With an average national audience of 57.9 million — 40 percent larger than last year’s NFC Championship Game between the Philadelphia Eagles and Arizona Cardinals — Sunday’s game was also the most-watched NFC Championship game in nearly three decades.
The January 1982 conference title playoff between the Dallas Cowboys and San Francisco 49ers — broadcast by CBS and won by Dwight Clark’s leaping, last-minute reception know as “The Catch” — attracted 68.7 million viewers nationally. The “Seinfeld” finale drew 76.3 million.
In New Orleans, the Saints-Vikings game had a 63.2 average rating, the largest local rating ever for an NFL postseason game, according to a Fox network news release.
The local Saints-Vikings rating eclipsed the previous high for an NFC playoff game in an individual city, a 59.5 in Milwaukee for the 1997 NFC Championship Game.
A local rating point represents 1 percent of total TV homes, or about 6,340 households in New Orleans.
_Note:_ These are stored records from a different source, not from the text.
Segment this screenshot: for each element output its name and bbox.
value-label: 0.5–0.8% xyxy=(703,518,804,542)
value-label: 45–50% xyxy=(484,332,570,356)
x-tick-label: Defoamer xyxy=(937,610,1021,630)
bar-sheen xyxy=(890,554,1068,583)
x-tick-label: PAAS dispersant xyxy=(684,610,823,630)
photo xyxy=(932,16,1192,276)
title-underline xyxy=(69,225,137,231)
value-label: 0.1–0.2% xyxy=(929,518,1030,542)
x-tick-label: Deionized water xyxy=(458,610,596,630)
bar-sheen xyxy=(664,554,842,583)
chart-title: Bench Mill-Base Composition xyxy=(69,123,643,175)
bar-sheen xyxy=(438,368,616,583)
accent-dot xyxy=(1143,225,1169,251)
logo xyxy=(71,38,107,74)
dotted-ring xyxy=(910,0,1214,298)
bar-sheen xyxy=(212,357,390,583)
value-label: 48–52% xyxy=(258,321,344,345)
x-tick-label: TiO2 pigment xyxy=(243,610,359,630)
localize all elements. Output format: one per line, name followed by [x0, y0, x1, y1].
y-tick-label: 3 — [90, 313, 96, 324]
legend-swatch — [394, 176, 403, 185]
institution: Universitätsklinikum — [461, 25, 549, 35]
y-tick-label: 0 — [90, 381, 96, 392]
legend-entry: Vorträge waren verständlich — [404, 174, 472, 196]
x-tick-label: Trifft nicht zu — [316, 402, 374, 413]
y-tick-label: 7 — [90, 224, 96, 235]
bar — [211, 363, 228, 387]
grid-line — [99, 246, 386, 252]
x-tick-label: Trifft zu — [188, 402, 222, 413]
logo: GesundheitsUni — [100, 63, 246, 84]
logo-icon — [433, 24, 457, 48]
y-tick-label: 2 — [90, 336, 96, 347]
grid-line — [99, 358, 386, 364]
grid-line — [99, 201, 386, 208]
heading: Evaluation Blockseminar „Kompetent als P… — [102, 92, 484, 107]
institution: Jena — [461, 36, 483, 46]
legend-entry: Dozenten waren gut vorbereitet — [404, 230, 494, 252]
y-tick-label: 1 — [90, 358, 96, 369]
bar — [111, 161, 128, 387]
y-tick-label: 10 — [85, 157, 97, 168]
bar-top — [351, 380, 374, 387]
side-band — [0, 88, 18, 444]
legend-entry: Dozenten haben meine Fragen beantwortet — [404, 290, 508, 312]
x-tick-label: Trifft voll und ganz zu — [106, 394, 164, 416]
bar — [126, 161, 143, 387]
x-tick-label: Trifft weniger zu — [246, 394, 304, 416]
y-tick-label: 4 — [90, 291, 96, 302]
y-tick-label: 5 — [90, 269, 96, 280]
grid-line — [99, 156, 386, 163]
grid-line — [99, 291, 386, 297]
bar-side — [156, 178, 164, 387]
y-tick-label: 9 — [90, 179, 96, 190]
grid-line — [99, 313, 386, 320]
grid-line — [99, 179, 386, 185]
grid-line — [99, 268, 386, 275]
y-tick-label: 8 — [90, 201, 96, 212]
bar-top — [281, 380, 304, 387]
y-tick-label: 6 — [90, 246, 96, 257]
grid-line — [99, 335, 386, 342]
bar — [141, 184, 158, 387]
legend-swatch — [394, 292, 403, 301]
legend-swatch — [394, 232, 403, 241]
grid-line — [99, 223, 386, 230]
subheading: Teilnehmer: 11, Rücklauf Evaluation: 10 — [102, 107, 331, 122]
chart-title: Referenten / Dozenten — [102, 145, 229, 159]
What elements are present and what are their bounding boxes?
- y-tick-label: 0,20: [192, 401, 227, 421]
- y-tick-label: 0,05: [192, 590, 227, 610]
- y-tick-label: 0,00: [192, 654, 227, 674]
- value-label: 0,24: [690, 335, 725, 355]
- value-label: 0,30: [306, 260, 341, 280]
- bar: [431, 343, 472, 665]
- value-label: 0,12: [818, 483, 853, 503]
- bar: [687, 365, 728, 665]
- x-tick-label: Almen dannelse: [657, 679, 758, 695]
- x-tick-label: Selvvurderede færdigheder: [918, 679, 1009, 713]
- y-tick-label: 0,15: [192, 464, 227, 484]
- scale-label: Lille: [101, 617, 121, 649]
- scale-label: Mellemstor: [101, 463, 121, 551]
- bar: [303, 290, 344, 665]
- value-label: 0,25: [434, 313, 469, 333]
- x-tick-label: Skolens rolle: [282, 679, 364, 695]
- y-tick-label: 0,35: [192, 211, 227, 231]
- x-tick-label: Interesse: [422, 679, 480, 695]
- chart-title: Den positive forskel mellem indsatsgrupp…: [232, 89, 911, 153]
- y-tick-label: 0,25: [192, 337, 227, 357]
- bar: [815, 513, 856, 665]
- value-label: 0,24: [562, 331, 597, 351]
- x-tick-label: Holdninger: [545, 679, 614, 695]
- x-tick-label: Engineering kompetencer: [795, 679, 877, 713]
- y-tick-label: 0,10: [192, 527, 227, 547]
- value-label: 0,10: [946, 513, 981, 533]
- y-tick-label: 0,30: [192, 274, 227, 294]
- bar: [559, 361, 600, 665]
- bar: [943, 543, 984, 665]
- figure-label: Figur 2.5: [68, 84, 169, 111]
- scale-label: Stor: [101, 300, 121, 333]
“The people here completely love this team,” said Joe Cook, general manager of local Fox affiliate WVUE-Channel 8, purchased in 2008 by Saints owner Tom Benson. “You can’t compare it to any other situation.
Alright Nowdy we need you back on board with the rest of the Who Dats. Rather than focusing on the beating Brett took you should look at the good it did locally:
Dozens of New Orleans coaches and players shared their stories Monday after the greatest win in Saints history and one of the most celebrated moments the Crescent City has ever seen……
Punter Thomas Morstead said he had a group of 25 friends and family members in town. They rented a room at Oceana Grill and spent time watching the action from a balcony.
“It was amazing. I’ll never forget it,” said Morstead, who saw a second line break out with a huge crowd of people following a band. “They just didn’t want the songs to end.”
Other groups gathered at restaurants like Rock-n-Sake and Morton’s, and Coach Sean Payton had a back room filled with friends, family, team executives and VIP guests at Ruth’s Chris Steakhouse in Harrah’s Hotel.
It took forever to get to those nearby destinations, but nobody was complaining about the traffic.
“As soon as we left the building, driving down the street it was crazy,” receiver Lance Moore said. “People were hanging out of their cars, honking their horns.”
Said Bush: “We sat in like an hour of traffic on the way to (Morton’s). On the way there, seeing people emotional, dancing in the streets and excited. Seeing people cry. I’m not sure if you would get that in too many other cities.
“It’s fun. I’m just glad I got to be a part of it.”